Law schools around the Twin Cities and the nation are admitting fewer applicants than in previous years, a trend many say is due to the economy.
A study published Monday by Kaplan Test Prep found more than half of law schools nationwide admitted fewer applicants this fall. Officials at 63 percent of the schools cited the economy and poor job market in the legal field.
More than a quarter of schools that said they didn’t cut admissions said they planned to do so for fall 2013.
The University of Minnesota Law School had 205 first-year students entering this fall —about 40 less than the previous year.
University Law School Director of Admissions Nick Wallace said they haven’t reduced admissions intentionally.
“I think that ultimately law schools’ enrollment numbers and their pools are a reflection of the applicant pool that’s out there,” he said.
Wallace attributes the smaller class size to fewer students taking the LSAT.

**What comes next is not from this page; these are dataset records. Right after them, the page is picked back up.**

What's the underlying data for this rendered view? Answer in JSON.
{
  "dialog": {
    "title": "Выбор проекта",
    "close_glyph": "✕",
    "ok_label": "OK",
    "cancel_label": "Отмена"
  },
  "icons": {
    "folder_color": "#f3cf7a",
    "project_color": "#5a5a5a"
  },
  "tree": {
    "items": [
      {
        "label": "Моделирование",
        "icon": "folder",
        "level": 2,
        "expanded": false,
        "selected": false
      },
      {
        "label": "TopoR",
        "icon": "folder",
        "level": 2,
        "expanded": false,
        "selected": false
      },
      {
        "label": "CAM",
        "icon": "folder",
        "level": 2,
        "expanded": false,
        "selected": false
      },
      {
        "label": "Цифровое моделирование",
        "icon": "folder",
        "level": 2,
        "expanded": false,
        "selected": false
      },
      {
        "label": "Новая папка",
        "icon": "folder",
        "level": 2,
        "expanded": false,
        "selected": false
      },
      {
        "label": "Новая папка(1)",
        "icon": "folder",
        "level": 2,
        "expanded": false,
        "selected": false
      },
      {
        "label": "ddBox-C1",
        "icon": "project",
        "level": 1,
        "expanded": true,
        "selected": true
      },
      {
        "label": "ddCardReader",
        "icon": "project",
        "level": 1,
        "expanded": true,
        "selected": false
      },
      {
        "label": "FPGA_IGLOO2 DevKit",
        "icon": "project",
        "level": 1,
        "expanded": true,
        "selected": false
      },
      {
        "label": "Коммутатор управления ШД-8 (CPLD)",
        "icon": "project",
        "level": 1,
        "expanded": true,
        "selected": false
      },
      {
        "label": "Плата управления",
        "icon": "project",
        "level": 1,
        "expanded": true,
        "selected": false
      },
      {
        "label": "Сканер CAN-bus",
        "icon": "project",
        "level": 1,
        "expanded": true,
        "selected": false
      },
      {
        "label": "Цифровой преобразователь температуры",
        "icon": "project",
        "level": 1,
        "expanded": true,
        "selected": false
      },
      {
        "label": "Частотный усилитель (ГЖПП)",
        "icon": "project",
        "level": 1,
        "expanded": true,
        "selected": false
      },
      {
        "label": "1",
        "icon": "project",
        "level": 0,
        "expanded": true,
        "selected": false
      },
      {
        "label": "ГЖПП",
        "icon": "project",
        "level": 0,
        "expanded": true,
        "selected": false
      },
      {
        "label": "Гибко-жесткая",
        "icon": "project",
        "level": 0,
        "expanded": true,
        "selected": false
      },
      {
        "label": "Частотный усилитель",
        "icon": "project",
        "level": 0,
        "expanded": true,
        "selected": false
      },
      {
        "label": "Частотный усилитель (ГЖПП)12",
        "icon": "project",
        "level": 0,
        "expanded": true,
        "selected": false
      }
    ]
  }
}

“The past couple of years now [the Law School Admission Council] has reported declines in the overall applicant pool,” Wallace said. “When the pool gets smaller, we still want to take the best students that we can take and that also reflects in a smaller entering class.”
Other law schools around the metro said the economy was the main factor in lower admissions.
William Mitchell College of Law in St. Paul has had fewer applicants in recent years, said Dean Eric Janus.
The school has cut its entering class size by 16 percent from 309 last year to 260 this year.
“It’s because of the job market and the decline of applications,” Janus said, “which I think is a response to the perceptions about the job market and also probably about the perceptions of the cost of legal education.”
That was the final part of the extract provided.